La fille de Kyoto prit le temps de réfléchir. Peser ses sentiments et ne pas faire l’erreur de les laisser balayer son jugement. Elle se sentait terriblement blessée que Natsuki et l’ensemble des autres HiMES ne lui aient rien dit de tout ceci : est-ce qu’on l’estimait encore si peu fiable ? Ce n’était peut-être pas totalement faux, songea-t-elle avec amertume. Elle avait un lot de secrets et de cachoteries qui rivalisait largement avec ceux de ses amies, après tout ! Shizuru considéra Natsuki dont le regard était obstinément braqué au plafond : la jeune fille n’avait pas l’air fière d’elle. En examinant sa propre conscience, elle se sentit soudain trop coupable pour lui en vouloir et elle se tendit, effrayée par l’inconstance de ses émotions.

Shizuru se reprit sévèrement : Il se passait des évènements trop graves pour qu’elle se permette de réfléchir à tout ça.
Ils avaient sous-estimé les Gurentai et leurs projets : que venait faire l’enlèvement d’Alyssa dans tout ceci ? La fillette était unique de bien des façons, voulaient-ils simplement retrouver l’enfant prodige des anciens dirigeants de la Searrs et s’en servir à nouveau de cobaye ? Une enquête s’imposait, et vite. L’idée qu’une petite fille soit aux mains de ce genre d’individus la faisait frémir d’effroi.

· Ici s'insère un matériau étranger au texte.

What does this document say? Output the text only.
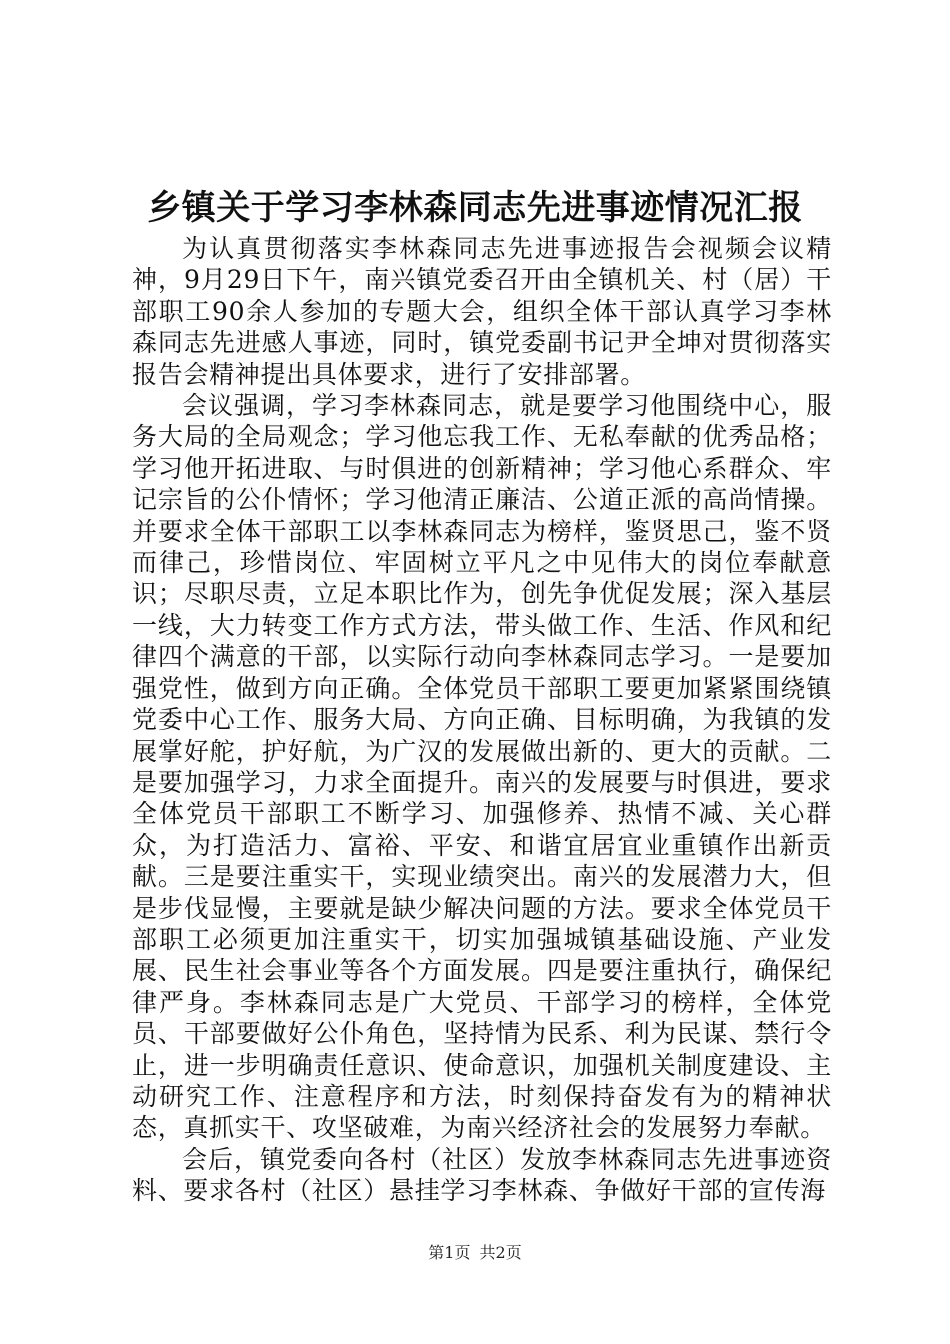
乡镇关于学习李林森同志先进事迹情况汇报

为认真贯彻落实李林森同志先进事迹报告会视频会议精神，9月29日下午，南兴镇党委召开由全镇机关、村（居）干部职工90余人参加的专题大会，组织全体干部认真学习李林森同志先进感人事迹，同时，镇党委副书记尹全坤对贯彻落实报告会精神提出具体要求，进行了安排部署。

会议强调，学习李林森同志，就是要学习他围绕中心，服务大局的全局观念；学习他忘我工作、无私奉献的优秀品格；学习他开拓进取、与时俱进的创新精神；学习他心系群众、牢记宗旨的公仆情怀；学习他清正廉洁、公道正派的高尚情操。并要求全体干部职工以李林森同志为榜样，鉴贤思己，鉴不贤而律己，珍惜岗位、牢固树立平凡之中见伟大的岗位奉献意识；尽职尽责，立足本职比作为，创先争优促发展；深入基层一线，大力转变工作方式方法，带头做工作、生活、作风和纪律四个满意的干部，以实际行动向李林森同志学习。一是要加强党性，做到方向正确。全体党员干部职工要更加紧紧围绕镇党委中心工作、服务大局、方向正确、目标明确，为我镇的发展掌好舵，护好航，为广汉的发展做出新的、更大的贡献。二是要加强学习，力求全面提升。南兴的发展要与时俱进，要求全体党员干部职工不断学习、加强修养、热情不减、关心群众，为打造活力、富裕、平安、和谐宜居宜业重镇作出新贡献。三是要注重实干，实现业绩突出。南兴的发展潜力大，但是步伐显慢，主要就是缺少解决问题的方法。要求全体党员干部职工必须更加注重实干，切实加强城镇基础设施、产业发展、民生社会事业等各个方面发展。四是要注重执行，确保纪律严身。李林森同志是广大党员、干部学习的榜样，全体党员、干部要做好公仆角色，坚持情为民系、利为民谋、禁行令止，进一步明确责任意识、使命意识，加强机关制度建设、主动研究工作、注意程序和方法，时刻保持奋发有为的精神状态，真抓实干、攻坚破难，为南兴经济社会的发展努力奉献。

会后，镇党委向各村（社区）发放李林森同志先进事迹资料、要求各村（社区）悬挂学习李林森、争做好干部的宣传海

第1页 共2页
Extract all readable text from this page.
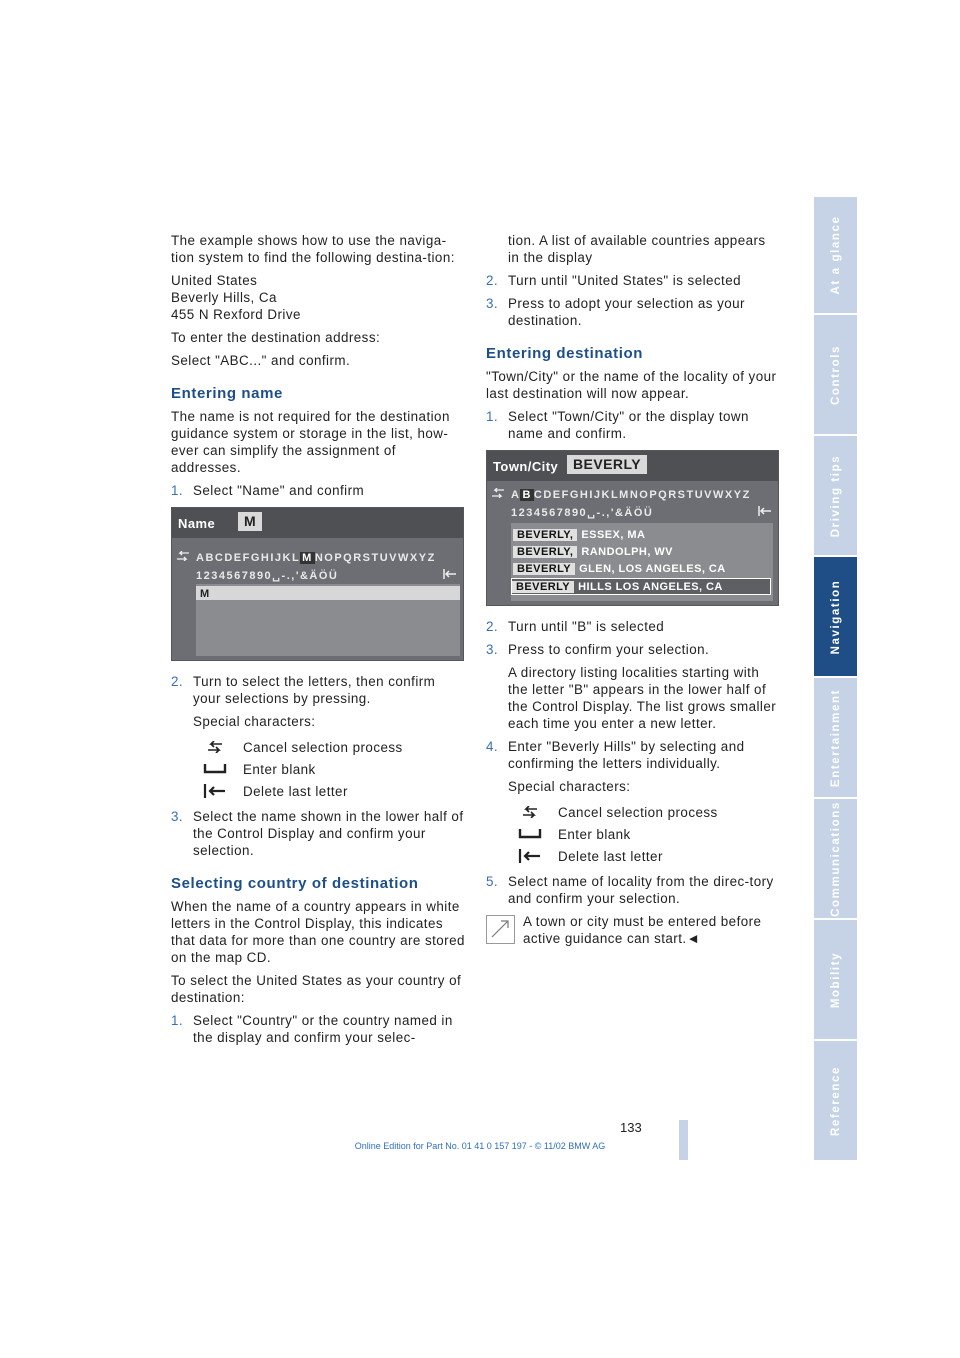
The example shows how to use the naviga-tion system to find the following destina-tion:

United States
Beverly Hills, Ca
455 N Rexford Drive

To enter the destination address:

Select "ABC..." and confirm.

Entering name

The name is not required for the destination guidance system or storage in the list, how-ever can simplify the assignment of addresses.

1. Select "Name" and confirm
Name	M
ABCDEFGHIJKL M NOPQRSTUVWXYZ
1234567890␣-.,'&ÄÖÜ
M
2. Turn to select the letters, then confirm your selections by pressing.
Special characters:
Cancel selection process
Enter blank
Delete last letter
3. Select the name shown in the lower half of the Control Display and confirm your selection.
Selecting country of destination

When the name of a country appears in white letters in the Control Display, this indicates that data for more than one country are stored on the map CD.

To select the United States as your country of destination:

1. Select "Country" or the country named in the display and confirm your selec-
tion. A list of available countries appears in the display
2. Turn until "United States" is selected
3. Press to adopt your selection as your destination.
Entering destination

"Town/City" or the name of the locality of your last destination will now appear.

1. Select "Town/City" or the display town name and confirm.
Town/City	BEVERLY
A B CDEFGHIJKLMNOPQRSTUVWXYZ
1234567890␣-.,'&ÄÖÜ
BEVERLY, ESSEX, MA
BEVERLY, RANDOLPH, WV
BEVERLY GLEN, LOS ANGELES, CA
BEVERLY HILLS LOS ANGELES, CA
2. Turn until "B" is selected
3. Press to confirm your selection.
A directory listing localities starting with the letter "B" appears in the lower half of the Control Display. The list grows smaller each time you enter a new letter.
4. Enter "Beverly Hills" by selecting and confirming the letters individually.
Special characters:
Cancel selection process
Enter blank
Delete last letter
5. Select name of locality from the direc-tory and confirm your selection.
A town or city must be entered before active guidance can start.◄
At a glance
Controls
Driving tips
Navigation
Entertainment
Communications
Mobility
Reference
133
Online Edition for Part No. 01 41 0 157 197 - © 11/02 BMW AG
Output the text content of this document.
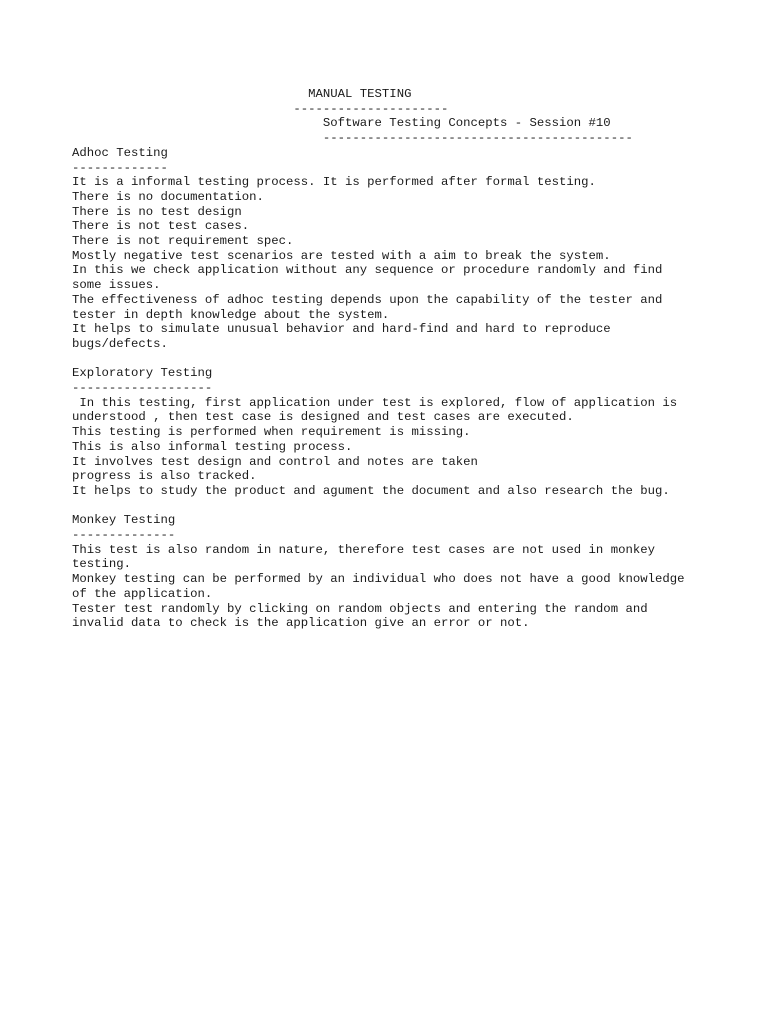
MANUAL TESTING
---------------------
Software Testing Concepts - Session #10
------------------------------------------
Adhoc Testing
-------------
It is a informal testing process. It is performed after formal testing.
There is no documentation.
There is no test design
There is not test cases.
There is not requirement spec.
Mostly negative test scenarios are tested with a aim to break the system.
In this we check application without any sequence or procedure randomly and find
some issues.
The effectiveness of adhoc testing depends upon the capability of the tester and
tester in depth knowledge about the system.
It helps to simulate unusual behavior and hard-find and hard to reproduce
bugs/defects.
Exploratory Testing
-------------------
In this testing, first application under test is explored, flow of application is
understood , then test case is designed and test cases are executed.
This testing is performed when requirement is missing.
This is also informal testing process.
It involves test design and control and notes are taken
progress is also tracked.
It helps to study the product and agument the document and also research the bug.
Monkey Testing
--------------
This test is also random in nature, therefore test cases are not used in monkey
testing.
Monkey testing can be performed by an individual who does not have a good knowledge
of the application.
Tester test randomly by clicking on random objects and entering the random and
invalid data to check is the application give an error or not.
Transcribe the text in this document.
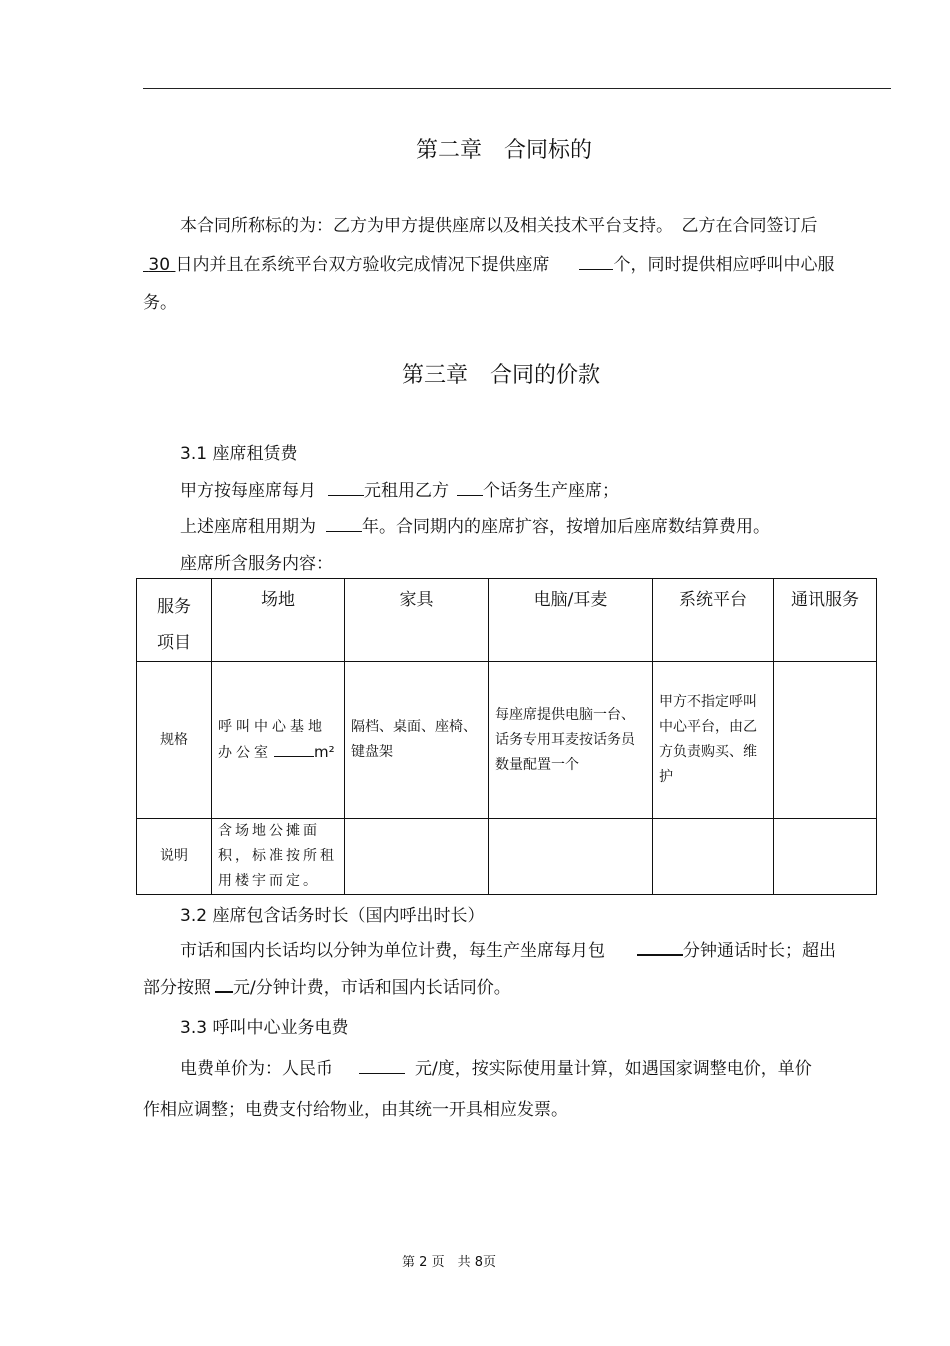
第二章　合同标的
本合同所称标的为：乙方为甲方提供座席以及相关技术平台支持。　乙方在合同签订后
30 日内并且在系统平台双方验收完成情况下提供座席	个，同时提供相应呼叫中心服
务。
第三章　合同的价款
3.1 座席租赁费
甲方按每座席每月	元租用乙方 个话务生产座席；
上述座席租用期为	年。合同期内的座席扩容，按增加后座席数结算费用。
座席所含服务内容：
服务
项目	场地	家具	电脑/耳麦	系统平台	通讯服务
规格	呼叫中心基地办公室 m²	隔档、桌面、座椅、键盘架	每座席提供电脑一台、话务专用耳麦按话务员数量配置一个	甲方不指定呼叫中心平台，由乙方负责购买、维护	
说明	含场地公摊面积，标准按所租用楼宇而定。				
3.2 座席包含话务时长（国内呼出时长）
市话和国内长话均以分钟为单位计费，每生产坐席每月包	分钟通话时长；超出
部分按照 元/分钟计费，市话和国内长话同价。
3.3 呼叫中心业务电费
电费单价为：人民币	元/度，按实际使用量计算，如遇国家调整电价，单价
作相应调整；电费支付给物业，由其统一开具相应发票。
第 2 页　共 8页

- Ecoute, nous reparlerons de tout ça plus tard, d’accord ? proposa-t-elle. Tu es épuisée, ça se voit.

Elle-même avait besoin de faire le point. Les yeux de Natsuki, agrandis de surprise, se rivèrent aux siens comme si on l’avait frappée.

- Tu…tu ne m’en veux pas ? lâcha-t-elle, interloquée.
Shizuru secoua la tête, désarçonnée par sa spontanéité.

- Je t’en veux de ne m’avoir rien dit, avoua-t-elle. Mais ce n’est pas le moment de se fâcher pour ces broutilles, il y a plus urgent.

Silence. Le malaise qui régnait dans la salle au moment où Natsuki avait repris ses esprits revint s’installer petit à petit, insidieux comme un poison. Shizuru avait raison mais la solitaire se sentait misérable. Des broutilles. Elle aurait préféré un éclat de colère que cette analyse détachée.

Shizuru se leva lentement. Natsuki était en sécurité ici et il fallait agir le plus vite possible pour aider Alyssa. L’inspecteur Nagoshi pourrait sûrement intervenir.

- Tu t’en vas ?

- Oui, je reviens dès que possible. Repose-toi. Tu peux compter sur mon aide pour retrouver Alyssa. Quant à toi…tu es en vie et c’est la seule chose qui compte, maintenant.

Une part d’elle-même était déçue, l’autre coupable, mais malgré la sévérité de sa tirade, Shizuru eut la certitude agaçante que le regard qu’elle adressa à Natsuki à cet instant trahissait un dévouement sans faille.